Madagascar face au défi des carences en micronutriments

4 Jul 2025

À Madagascar, la malnutrition ne se manifeste pas uniquement par l’insuffisance pondérale ou les retards de croissance. Une nouvelle réalité, plus discrète mais tout aussi inquiétante, vient d’être révélée : celle des carences en micronutriments, ces vitamines et minéraux essentiels au bon développement des individus. L’Enquête Nationale sur les Carences en Micronutriments (ENCM), menée pour la première fois à l’échelle nationale en 2024, met en lumière l’ampleur du problème dans les 23 régions du pays. Le rapport final a été publié hier.

Portée par le gouvernement malgache, avec le soutien de partenaires tels que l’UNICEF, le Programme alimentaire mondial, la GIZ, la Banque mondiale et l’USAID, cette étude marque un tournant dans la compréhension des enjeux nutritionnels. Elle révèle que les enfants de moins de cinq ans, les adolescents, les femmes en âge de procréer et les femmes enceintes sont particulièrement touchés.

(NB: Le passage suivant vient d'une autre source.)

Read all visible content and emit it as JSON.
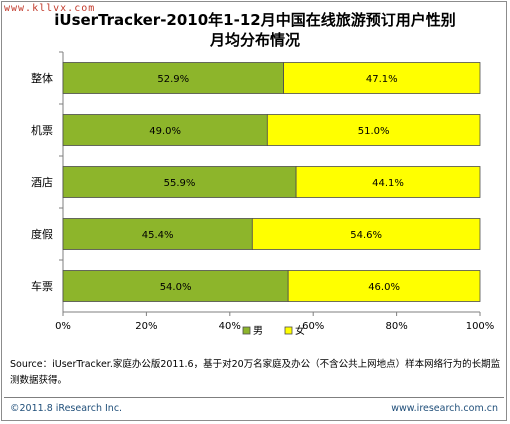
{
  "watermark": "www.kllvx.com",
  "title_line1": "iUserTracker-2010年1-12月中国在线旅游预订用户性别",
  "title_line2": "月均分布情况",
  "colors": {
    "male": "#8db52b",
    "female": "#ffff00",
    "bar_stroke": "#4d4d4d",
    "axis": "#7f7f7f"
  },
  "chart_data": {
    "type": "bar",
    "orientation": "horizontal",
    "stacked": "percent",
    "categories": [
      "整体",
      "机票",
      "酒店",
      "度假",
      "车票"
    ],
    "series": [
      {
        "name": "男",
        "values": [
          52.9,
          49.0,
          55.9,
          45.4,
          54.0
        ],
        "labels": [
          "52.9%",
          "49.0%",
          "55.9%",
          "45.4%",
          "54.0%"
        ]
      },
      {
        "name": "女",
        "values": [
          47.1,
          51.0,
          44.1,
          54.6,
          46.0
        ],
        "labels": [
          "47.1%",
          "51.0%",
          "44.1%",
          "54.6%",
          "46.0%"
        ]
      }
    ],
    "xlim": [
      0,
      100
    ],
    "x_ticks": [
      "0%",
      "20%",
      "40%",
      "60%",
      "80%",
      "100%"
    ],
    "grid": false,
    "legend_position": "bottom"
  },
  "source_text": "Source：iUserTracker.家庭办公版2011.6，基于对20万名家庭及办公（不含公共上网地点）样本网络行为的长期监测数据获得。",
  "footer_left": "©2011.8 iResearch Inc.",
  "footer_right": "www.iresearch.com.cn"
}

Chez les jeunes enfants, les chiffres sont sans appel : plus de 4 sur 10 souffrent d’anémie, un quart présente une carence en fer, et 75 % manquent de riboflavine (vitamine B2). Le déficit en calcium est quasi-généralisé, atteignant 95 % dans cette tranche d’âge. Les adolescents et les femmes ne sont pas épargnés. Les carences en fer, zinc, vitamines A, B1, B2, B12, ou encore en iode, affectent une large partie de la population féminine, avec des répercussions sur la santé reproductive et le développement cognitif.

L’étude met également en évidence des habitudes alimentaires déséquilibrées : diversité très limitée des repas, faible consommation de légumes et de fruits, aliments ultra-transformés en hausse. Si 80 % des foyers utilisent du sel iodé, moins de la moitié consomment un sel réellement adéquat, et le sel fluoré reste totalement absent. Ces déséquilibres sont accentués par une insécurité alimentaire qui touche près de 8 ménages sur 10.

Au-delà du constat, l’ENCM apporte des leviers d’action. Ses résultats permettront de renforcer les politiques de supplémentation en fer ou en vitamine A, de mieux cibler les campagnes de fortification alimentaire, et d’améliorer les protocoles de soins. Cette base de données inédite constitue un outil de pilotage pour les autorités sanitaires et les partenaires techniques engagés dans la lutte contre la malnutrition.

Avec cette enquête, Madagascar dispose désormais d’un tableau précis et actualisé des carences qui freinent son développement humain. Un pas décisif pour transformer les constats en actions concrètes, à condition que les recommandations formulées soient suivies d’investissements coordonnés et durables.